Dear Annie: I'm a sophomore in college and live far away from my hometown, so I rarely see my friends or family. I wouldn't mind so much except that I'm in a long-distance relationship with "Rob," whom I have known since I was very young.
I know such relationships can be difficult, but this one is completely over the top. Rob has always been emotionally and verbally abusive, but now he has gotten so bad I'm afraid he's becoming mentally unstable. Schizophrenia runs in his family, but he refuses to seek counseling.
Here's the real problem. I've met another guy. "Alex" is funny, sweet and kind, and he loves me a lot. The feeling is mutual. What do I do now? Should I dump Rob and risk making him angry? Should I ditch Alex and be miserable? Should I throw away my life for the wrong guy?
— Didn't Mean To Two-Time
I'm sorry. The "real problem" begins with the fact that you've met an apparently normal human? "Should I throw away my life for the wrong guy?" Yes. Yes, that sounds like an excellent plan! What???
Marcie and Kathy picked up on the fact that this girl is likely afraid of her scary boyfriend, and mostly talked to that issue. Wise and kind of them, as I mentioned:
Dear Didn't Mean: So you've outgrown Rob, who is unstable and abusive, but you don't want to make him angry because he's a little scary. You can talk this over with one of the university counselors. Then tell your parents that you want to break up with Rob, but you are worried about his potential for being abusive.
It would be best if you could find a way to separate yourself gradually and naturally. Be nice on the phone and in your e-mails, but not too friendly or romantic, and don't contact him too often. Don't say you miss him or love him. Talk about class to the point where he's bored. Your aim is to convince Rob he'd like to move on, too.
But I sort of feel like a potentially schizofrenic, undiagnosed, untreated, manipulative person is not going to get bored and move on if she turns cool, cordial, and really really academic. He'll just get mad about how little attention she pays to him and freak out that she doesn't love him anymore. Which is true.
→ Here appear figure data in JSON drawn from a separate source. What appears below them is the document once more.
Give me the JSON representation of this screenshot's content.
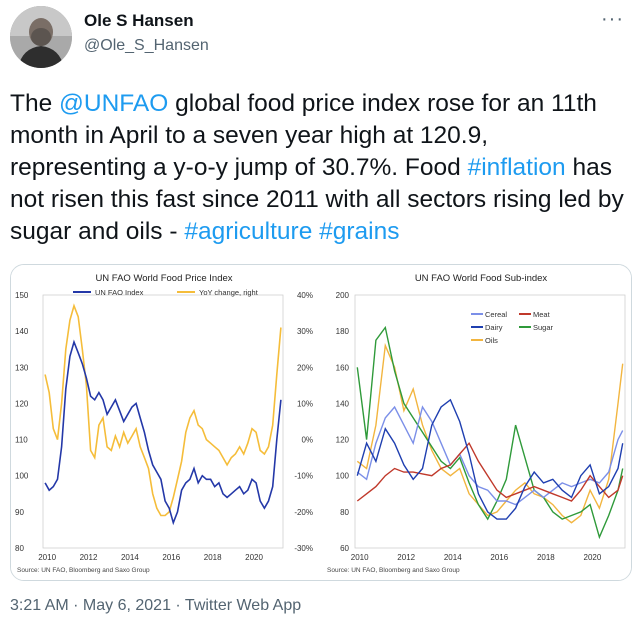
{
  "author": {
    "name": "Ole S Hansen",
    "handle": "@Ole_S_Hansen"
  },
  "more_label": "···",
  "tweet": {
    "t1": "The ",
    "m1": "@UNFAO",
    "t2": " global food price index rose for an 11th month in April to a seven year high at 120.9, representing a y-o-y jump of 30.7%. Food ",
    "h1": "#inflation",
    "t3": " has not risen this fast since 2011 with all sectors rising led by sugar and oils - ",
    "h2": "#agriculture",
    "t4": " ",
    "h3": "#grains"
  },
  "meta": {
    "time": "3:21 AM",
    "sep1": " · ",
    "date": "May 6, 2021",
    "sep2": " · ",
    "client": "Twitter Web App"
  },
  "colors": {
    "link": "#1d9bf0",
    "navy": "#2438a8",
    "gold": "#f5bd3a",
    "cereal": "#7b8fe8",
    "meat": "#c0392b",
    "sugar": "#2f9a3a",
    "dairy": "#1f3fb0",
    "oils": "#f2b53f"
  },
  "chart_data": [
    {
      "type": "line",
      "title": "UN FAO World Food Price Index",
      "source": "Source: UN FAO, Bloomberg and Saxo Group",
      "x_ticks": [
        "2010",
        "2012",
        "2014",
        "2016",
        "2018",
        "2020"
      ],
      "xlim": [
        2009.8,
        2021.4
      ],
      "y_ticks_left": [
        "150",
        "140",
        "130",
        "120",
        "110",
        "100",
        "90",
        "80"
      ],
      "ylim_left": [
        80,
        150
      ],
      "y_ticks_right": [
        "40%",
        "30%",
        "20%",
        "10%",
        "0%",
        "-10%",
        "-20%",
        "-30%"
      ],
      "ylim_right": [
        -30,
        40
      ],
      "grid": false,
      "legend_position": "top",
      "series": [
        {
          "name": "UN FAO Index",
          "axis": "left",
          "x": [
            2009.9,
            2010.1,
            2010.3,
            2010.5,
            2010.7,
            2010.9,
            2011.1,
            2011.3,
            2011.5,
            2011.7,
            2011.9,
            2012.1,
            2012.3,
            2012.5,
            2012.7,
            2012.9,
            2013.1,
            2013.3,
            2013.5,
            2013.7,
            2013.9,
            2014.1,
            2014.3,
            2014.5,
            2014.7,
            2014.9,
            2015.1,
            2015.3,
            2015.5,
            2015.7,
            2015.9,
            2016.1,
            2016.3,
            2016.5,
            2016.7,
            2016.9,
            2017.1,
            2017.3,
            2017.5,
            2017.7,
            2017.9,
            2018.1,
            2018.3,
            2018.5,
            2018.7,
            2018.9,
            2019.1,
            2019.3,
            2019.5,
            2019.7,
            2019.9,
            2020.1,
            2020.3,
            2020.5,
            2020.7,
            2020.9,
            2021.1,
            2021.3
          ],
          "values": [
            98,
            96,
            97,
            99,
            108,
            124,
            133,
            137,
            134,
            131,
            127,
            122,
            121,
            123,
            121,
            117,
            119,
            121,
            118,
            115,
            117,
            119,
            120,
            116,
            112,
            107,
            103,
            101,
            99,
            93,
            91,
            87,
            90,
            96,
            98,
            99,
            102,
            98,
            100,
            99,
            99,
            97,
            98,
            95,
            94,
            95,
            96,
            97,
            95,
            96,
            99,
            98,
            93,
            91,
            93,
            97,
            110,
            121
          ]
        },
        {
          "name": "YoY change, right",
          "axis": "right",
          "x": [
            2009.9,
            2010.1,
            2010.3,
            2010.5,
            2010.7,
            2010.9,
            2011.1,
            2011.3,
            2011.5,
            2011.7,
            2011.9,
            2012.1,
            2012.3,
            2012.5,
            2012.7,
            2012.9,
            2013.1,
            2013.3,
            2013.5,
            2013.7,
            2013.9,
            2014.1,
            2014.3,
            2014.5,
            2014.7,
            2014.9,
            2015.1,
            2015.3,
            2015.5,
            2015.7,
            2015.9,
            2016.1,
            2016.3,
            2016.5,
            2016.7,
            2016.9,
            2017.1,
            2017.3,
            2017.5,
            2017.7,
            2017.9,
            2018.1,
            2018.3,
            2018.5,
            2018.7,
            2018.9,
            2019.1,
            2019.3,
            2019.5,
            2019.7,
            2019.9,
            2020.1,
            2020.3,
            2020.5,
            2020.7,
            2020.9,
            2021.1,
            2021.3
          ],
          "values": [
            18,
            13,
            3,
            0,
            10,
            25,
            33,
            37,
            34,
            25,
            15,
            -3,
            -5,
            4,
            6,
            -2,
            -3,
            1,
            -2,
            2,
            -1,
            1,
            3,
            -2,
            -5,
            -8,
            -15,
            -19,
            -21,
            -21,
            -20,
            -16,
            -11,
            -6,
            2,
            6,
            8,
            4,
            3,
            0,
            -1,
            -2,
            -3,
            -5,
            -7,
            -5,
            -4,
            -2,
            -4,
            -1,
            3,
            2,
            -3,
            -4,
            -2,
            4,
            18,
            31
          ]
        }
      ]
    },
    {
      "type": "line",
      "title": "UN FAO World Food Sub-index",
      "source": "Source: UN FAO, Bloomberg and Saxo Group",
      "x_ticks": [
        "2010",
        "2012",
        "2014",
        "2016",
        "2018",
        "2020"
      ],
      "xlim": [
        2009.8,
        2021.4
      ],
      "y_ticks": [
        "200",
        "180",
        "160",
        "140",
        "120",
        "100",
        "80",
        "60"
      ],
      "ylim": [
        60,
        200
      ],
      "grid": false,
      "legend_position": "top-left",
      "series": [
        {
          "name": "Cereal",
          "x": [
            2009.9,
            2010.3,
            2010.7,
            2011.1,
            2011.5,
            2011.9,
            2012.3,
            2012.7,
            2013.1,
            2013.5,
            2013.9,
            2014.3,
            2014.7,
            2015.1,
            2015.5,
            2015.9,
            2016.3,
            2016.7,
            2017.1,
            2017.5,
            2017.9,
            2018.3,
            2018.7,
            2019.1,
            2019.5,
            2019.9,
            2020.3,
            2020.7,
            2021.1,
            2021.3
          ],
          "values": [
            102,
            98,
            118,
            132,
            138,
            128,
            118,
            138,
            130,
            118,
            106,
            112,
            100,
            94,
            92,
            86,
            86,
            84,
            88,
            92,
            88,
            92,
            96,
            94,
            96,
            98,
            96,
            102,
            120,
            125
          ]
        },
        {
          "name": "Meat",
          "x": [
            2009.9,
            2010.3,
            2010.7,
            2011.1,
            2011.5,
            2011.9,
            2012.3,
            2012.7,
            2013.1,
            2013.5,
            2013.9,
            2014.3,
            2014.7,
            2015.1,
            2015.5,
            2015.9,
            2016.3,
            2016.7,
            2017.1,
            2017.5,
            2017.9,
            2018.3,
            2018.7,
            2019.1,
            2019.5,
            2019.9,
            2020.3,
            2020.7,
            2021.1,
            2021.3
          ],
          "values": [
            86,
            90,
            94,
            100,
            104,
            102,
            102,
            101,
            100,
            104,
            106,
            112,
            118,
            108,
            100,
            92,
            88,
            90,
            92,
            94,
            92,
            90,
            88,
            86,
            92,
            100,
            94,
            88,
            92,
            100
          ]
        },
        {
          "name": "Dairy",
          "x": [
            2009.9,
            2010.3,
            2010.7,
            2011.1,
            2011.5,
            2011.9,
            2012.3,
            2012.7,
            2013.1,
            2013.5,
            2013.9,
            2014.3,
            2014.7,
            2015.1,
            2015.5,
            2015.9,
            2016.3,
            2016.7,
            2017.1,
            2017.5,
            2017.9,
            2018.3,
            2018.7,
            2019.1,
            2019.5,
            2019.9,
            2020.3,
            2020.7,
            2021.1,
            2021.3
          ],
          "values": [
            100,
            118,
            108,
            126,
            118,
            106,
            98,
            104,
            128,
            138,
            142,
            130,
            112,
            90,
            80,
            76,
            76,
            82,
            94,
            102,
            96,
            98,
            92,
            88,
            100,
            106,
            90,
            94,
            104,
            118
          ]
        },
        {
          "name": "Sugar",
          "x": [
            2009.9,
            2010.3,
            2010.7,
            2011.1,
            2011.5,
            2011.9,
            2012.3,
            2012.7,
            2013.1,
            2013.5,
            2013.9,
            2014.3,
            2014.7,
            2015.1,
            2015.5,
            2015.9,
            2016.3,
            2016.7,
            2017.1,
            2017.5,
            2017.9,
            2018.3,
            2018.7,
            2019.1,
            2019.5,
            2019.9,
            2020.3,
            2020.7,
            2021.1,
            2021.3
          ],
          "values": [
            160,
            120,
            175,
            182,
            158,
            140,
            132,
            124,
            116,
            108,
            104,
            110,
            96,
            84,
            76,
            86,
            98,
            128,
            110,
            92,
            88,
            80,
            76,
            78,
            80,
            84,
            66,
            78,
            92,
            104
          ]
        },
        {
          "name": "Oils",
          "x": [
            2009.9,
            2010.3,
            2010.7,
            2011.1,
            2011.5,
            2011.9,
            2012.3,
            2012.7,
            2013.1,
            2013.5,
            2013.9,
            2014.3,
            2014.7,
            2015.1,
            2015.5,
            2015.9,
            2016.3,
            2016.7,
            2017.1,
            2017.5,
            2017.9,
            2018.3,
            2018.7,
            2019.1,
            2019.5,
            2019.9,
            2020.3,
            2020.7,
            2021.1,
            2021.3
          ],
          "values": [
            108,
            104,
            128,
            172,
            160,
            136,
            148,
            128,
            114,
            104,
            100,
            104,
            90,
            84,
            78,
            80,
            86,
            92,
            96,
            90,
            88,
            84,
            78,
            74,
            78,
            92,
            82,
            98,
            140,
            162
          ]
        }
      ]
    }
  ]
}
She should just make a clean break, as soon as possible. (Also, it's weird that she's known him since SHE was very, very young, not since WE were very very young. Sounds like there's potential for a creepy age discrepancy here.)
Also: do not jump right into a relationship with Alex! If he's macking on you when you're clearly already in a relationship, and one that is unhealthy, there's something weird going on. Is he drawn to your neediness? Sadness? His ability to comfort you and make you laugh when you're being made miserable? What's he going to do when you're no longer in misery? You want to be with someone who wants you when you're healthy and happy. And even if Alex turns out to be cool, and not into suffering, stifled girls, you're not going to get healthy and happy jumping right into something else. Be single for awhile.